La lucha contra la morosidad ha experimentado mejoras sustanciales, reflejadas en la disminución de los plazos de pago a las flotas. La aprobación del régimen sancionador a finales de 2021 y la acción de los Servicios de Inspección de Transporte en el último año han desempeñado un papel crucial en esta rebaja de los plazos. Así están las cosas.
Según los resultados del Observatorio Permanente de la Morosidad, elaborado mensualmente por FENADISMER, el pasado mes de diciembre marcó un hito al reducir los plazos de pago a 66 días de media, muy cercano al límite legal establecido. Este logro ha llevado a que la media anual de 2023 se sitúe en 69 días, mostrando una disminución significativa desde los 74 días en 2022 y los 83 días en 2021, año en que se implementó el régimen sancionador.

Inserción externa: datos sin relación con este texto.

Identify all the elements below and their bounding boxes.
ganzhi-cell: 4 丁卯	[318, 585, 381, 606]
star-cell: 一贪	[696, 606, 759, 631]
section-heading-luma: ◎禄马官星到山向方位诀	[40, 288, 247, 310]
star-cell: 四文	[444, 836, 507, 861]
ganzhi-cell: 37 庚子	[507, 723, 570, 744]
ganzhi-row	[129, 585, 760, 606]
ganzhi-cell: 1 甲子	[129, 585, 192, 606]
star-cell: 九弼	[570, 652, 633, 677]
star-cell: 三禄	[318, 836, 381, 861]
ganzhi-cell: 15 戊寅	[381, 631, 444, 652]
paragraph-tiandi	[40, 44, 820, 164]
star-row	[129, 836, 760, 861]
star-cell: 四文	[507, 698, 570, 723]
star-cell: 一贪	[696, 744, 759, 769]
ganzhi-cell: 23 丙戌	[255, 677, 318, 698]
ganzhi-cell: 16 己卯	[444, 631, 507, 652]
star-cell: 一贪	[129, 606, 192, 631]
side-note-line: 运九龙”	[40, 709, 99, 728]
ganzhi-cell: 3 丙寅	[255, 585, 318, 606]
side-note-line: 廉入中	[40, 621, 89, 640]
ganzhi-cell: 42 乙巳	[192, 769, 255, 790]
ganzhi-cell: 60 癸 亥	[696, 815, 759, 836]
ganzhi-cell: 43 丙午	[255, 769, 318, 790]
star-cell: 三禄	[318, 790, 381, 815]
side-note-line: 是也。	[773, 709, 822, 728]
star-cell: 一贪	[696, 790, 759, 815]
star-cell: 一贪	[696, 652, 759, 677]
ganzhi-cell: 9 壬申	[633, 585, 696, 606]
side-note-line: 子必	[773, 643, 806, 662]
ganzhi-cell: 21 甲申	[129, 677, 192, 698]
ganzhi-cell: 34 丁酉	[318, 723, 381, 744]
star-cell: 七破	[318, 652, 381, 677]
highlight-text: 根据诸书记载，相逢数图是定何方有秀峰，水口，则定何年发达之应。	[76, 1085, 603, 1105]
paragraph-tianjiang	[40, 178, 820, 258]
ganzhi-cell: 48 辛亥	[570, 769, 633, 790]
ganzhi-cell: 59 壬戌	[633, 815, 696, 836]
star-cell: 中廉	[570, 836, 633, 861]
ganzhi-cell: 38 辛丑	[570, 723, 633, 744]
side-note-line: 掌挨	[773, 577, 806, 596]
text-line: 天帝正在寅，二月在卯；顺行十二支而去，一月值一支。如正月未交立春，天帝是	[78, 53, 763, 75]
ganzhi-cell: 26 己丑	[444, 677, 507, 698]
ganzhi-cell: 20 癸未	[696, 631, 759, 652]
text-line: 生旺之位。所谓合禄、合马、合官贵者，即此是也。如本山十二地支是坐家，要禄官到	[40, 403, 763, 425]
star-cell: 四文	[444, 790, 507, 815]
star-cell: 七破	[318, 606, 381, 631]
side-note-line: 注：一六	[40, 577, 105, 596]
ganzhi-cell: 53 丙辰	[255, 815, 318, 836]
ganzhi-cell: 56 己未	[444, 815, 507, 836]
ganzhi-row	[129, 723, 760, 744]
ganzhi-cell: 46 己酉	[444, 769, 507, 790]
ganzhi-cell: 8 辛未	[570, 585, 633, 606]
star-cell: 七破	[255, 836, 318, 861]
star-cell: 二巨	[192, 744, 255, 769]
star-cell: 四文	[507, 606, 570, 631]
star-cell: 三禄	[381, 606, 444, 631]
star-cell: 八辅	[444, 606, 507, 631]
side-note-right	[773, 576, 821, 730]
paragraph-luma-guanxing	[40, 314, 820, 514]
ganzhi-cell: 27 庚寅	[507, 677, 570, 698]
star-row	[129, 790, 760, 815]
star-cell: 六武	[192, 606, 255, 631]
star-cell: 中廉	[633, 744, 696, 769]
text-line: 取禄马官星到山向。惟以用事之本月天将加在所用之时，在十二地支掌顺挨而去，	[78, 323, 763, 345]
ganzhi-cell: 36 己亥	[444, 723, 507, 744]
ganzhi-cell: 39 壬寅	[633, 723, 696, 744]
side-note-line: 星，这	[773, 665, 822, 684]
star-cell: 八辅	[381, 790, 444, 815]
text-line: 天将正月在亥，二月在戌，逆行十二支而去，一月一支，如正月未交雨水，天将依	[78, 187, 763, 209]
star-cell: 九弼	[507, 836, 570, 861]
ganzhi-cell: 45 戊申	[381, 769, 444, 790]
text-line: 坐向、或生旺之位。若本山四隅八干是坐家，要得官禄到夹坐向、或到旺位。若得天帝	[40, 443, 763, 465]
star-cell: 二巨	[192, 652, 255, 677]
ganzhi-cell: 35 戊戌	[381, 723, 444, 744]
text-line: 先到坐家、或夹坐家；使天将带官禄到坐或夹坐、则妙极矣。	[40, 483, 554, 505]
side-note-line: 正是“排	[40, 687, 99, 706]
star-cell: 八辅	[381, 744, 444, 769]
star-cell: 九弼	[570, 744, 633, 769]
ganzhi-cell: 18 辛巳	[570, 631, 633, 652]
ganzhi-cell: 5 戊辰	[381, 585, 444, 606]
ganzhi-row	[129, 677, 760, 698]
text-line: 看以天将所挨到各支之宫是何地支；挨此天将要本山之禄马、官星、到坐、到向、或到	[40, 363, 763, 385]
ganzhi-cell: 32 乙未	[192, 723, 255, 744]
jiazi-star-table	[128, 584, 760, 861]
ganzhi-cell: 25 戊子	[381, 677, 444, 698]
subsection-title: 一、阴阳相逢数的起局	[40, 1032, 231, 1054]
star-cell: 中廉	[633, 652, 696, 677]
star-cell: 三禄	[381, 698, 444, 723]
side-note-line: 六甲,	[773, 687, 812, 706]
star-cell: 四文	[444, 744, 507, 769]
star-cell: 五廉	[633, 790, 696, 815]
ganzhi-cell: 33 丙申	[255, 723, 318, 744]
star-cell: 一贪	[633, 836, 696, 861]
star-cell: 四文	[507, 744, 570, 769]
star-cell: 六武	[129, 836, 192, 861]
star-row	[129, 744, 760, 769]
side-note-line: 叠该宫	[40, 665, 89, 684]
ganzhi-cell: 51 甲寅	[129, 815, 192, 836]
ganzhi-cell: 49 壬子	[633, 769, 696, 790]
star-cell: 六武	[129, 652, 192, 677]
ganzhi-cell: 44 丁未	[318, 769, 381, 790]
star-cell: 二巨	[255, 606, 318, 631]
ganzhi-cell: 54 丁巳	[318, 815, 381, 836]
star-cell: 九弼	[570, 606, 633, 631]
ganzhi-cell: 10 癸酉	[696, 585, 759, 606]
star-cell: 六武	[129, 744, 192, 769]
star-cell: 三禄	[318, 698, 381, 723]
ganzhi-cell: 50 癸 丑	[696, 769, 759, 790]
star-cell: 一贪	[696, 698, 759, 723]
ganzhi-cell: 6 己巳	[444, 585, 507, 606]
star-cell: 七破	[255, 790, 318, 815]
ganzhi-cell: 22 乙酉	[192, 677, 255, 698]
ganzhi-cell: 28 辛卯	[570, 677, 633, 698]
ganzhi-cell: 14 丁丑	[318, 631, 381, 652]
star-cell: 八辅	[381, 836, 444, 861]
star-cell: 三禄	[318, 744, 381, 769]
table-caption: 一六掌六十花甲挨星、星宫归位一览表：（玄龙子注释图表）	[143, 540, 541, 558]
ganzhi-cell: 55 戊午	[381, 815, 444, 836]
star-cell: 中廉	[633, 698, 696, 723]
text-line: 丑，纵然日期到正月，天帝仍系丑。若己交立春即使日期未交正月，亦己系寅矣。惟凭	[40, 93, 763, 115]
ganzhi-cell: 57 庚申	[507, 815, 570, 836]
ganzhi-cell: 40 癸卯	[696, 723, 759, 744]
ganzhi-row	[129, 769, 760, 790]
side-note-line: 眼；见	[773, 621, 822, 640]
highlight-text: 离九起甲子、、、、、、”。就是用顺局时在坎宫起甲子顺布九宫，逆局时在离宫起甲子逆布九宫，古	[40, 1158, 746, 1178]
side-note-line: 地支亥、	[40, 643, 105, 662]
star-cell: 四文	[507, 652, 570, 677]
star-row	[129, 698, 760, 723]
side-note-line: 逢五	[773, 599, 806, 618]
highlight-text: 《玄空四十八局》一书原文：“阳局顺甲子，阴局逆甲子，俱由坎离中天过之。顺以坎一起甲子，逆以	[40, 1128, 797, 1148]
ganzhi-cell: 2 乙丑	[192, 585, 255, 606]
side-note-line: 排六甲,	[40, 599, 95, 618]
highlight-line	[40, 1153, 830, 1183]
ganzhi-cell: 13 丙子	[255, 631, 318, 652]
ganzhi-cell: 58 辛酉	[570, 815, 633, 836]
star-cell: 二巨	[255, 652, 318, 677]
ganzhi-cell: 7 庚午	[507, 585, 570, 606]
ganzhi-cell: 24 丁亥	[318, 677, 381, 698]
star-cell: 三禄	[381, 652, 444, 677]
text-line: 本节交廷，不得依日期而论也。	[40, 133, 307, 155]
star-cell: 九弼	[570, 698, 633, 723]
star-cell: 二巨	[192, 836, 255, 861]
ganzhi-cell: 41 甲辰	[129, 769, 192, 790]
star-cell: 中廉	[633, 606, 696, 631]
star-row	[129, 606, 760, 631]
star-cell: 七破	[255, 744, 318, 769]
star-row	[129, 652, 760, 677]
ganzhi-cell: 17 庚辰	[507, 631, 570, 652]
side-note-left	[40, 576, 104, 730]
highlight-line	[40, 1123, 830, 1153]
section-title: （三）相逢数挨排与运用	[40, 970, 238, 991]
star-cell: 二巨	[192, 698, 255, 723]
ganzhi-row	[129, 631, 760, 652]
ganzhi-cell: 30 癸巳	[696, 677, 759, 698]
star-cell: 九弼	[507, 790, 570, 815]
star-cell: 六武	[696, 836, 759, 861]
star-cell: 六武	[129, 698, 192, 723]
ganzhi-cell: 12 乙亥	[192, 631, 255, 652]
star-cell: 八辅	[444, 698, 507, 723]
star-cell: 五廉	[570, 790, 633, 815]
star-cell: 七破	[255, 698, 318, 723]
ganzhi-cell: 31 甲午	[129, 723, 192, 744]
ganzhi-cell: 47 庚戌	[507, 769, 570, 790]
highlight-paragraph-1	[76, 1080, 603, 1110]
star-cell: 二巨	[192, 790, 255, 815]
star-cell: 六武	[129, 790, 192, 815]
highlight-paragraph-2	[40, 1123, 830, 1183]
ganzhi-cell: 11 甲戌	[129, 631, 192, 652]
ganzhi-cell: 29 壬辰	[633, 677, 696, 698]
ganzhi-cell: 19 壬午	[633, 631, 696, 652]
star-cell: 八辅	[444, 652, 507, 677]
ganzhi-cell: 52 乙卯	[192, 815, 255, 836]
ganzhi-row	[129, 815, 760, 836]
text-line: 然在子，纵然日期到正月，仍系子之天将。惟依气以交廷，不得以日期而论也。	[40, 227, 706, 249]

En el análisis de las empresas cargadoras e intermediarias que incumplen la legislación sobre morosidad, se observa que en el 66% de los casos, los excesos de plazo de pago son leves, oscilando entre 60 y 90 días. A pesar de ello, un 11% de empresas incumplidoras aún mantienen plazos de pago de 120 días, aunque este porcentaje ha disminuido en comparación con el 20% registrado en 2022.
En cuanto a los medios de pago más utilizados para los servicios de transporte, la transferencia continúa siendo la opción principal, representando el 70% de los casos, seguida del confirming (27%), el pagaré (3%), y el cheque (<1%).
Estos avances son un testimonio del impacto positivo de las medidas regulatorias y de control implementadas en el último año, proporcionando un entorno más equitativo para los transportistas y contribuyendo a una reducción del 20% en los plazos de pago durante los últimos dos años. A medida que la industria avanza hacia prácticas más transparentes y el cumplimiento normativo, se espera que estos cambios continúen beneficiando a los profesionales del transporte por carretera en España y, por extensión, a toda la cadena de valor de la posventa.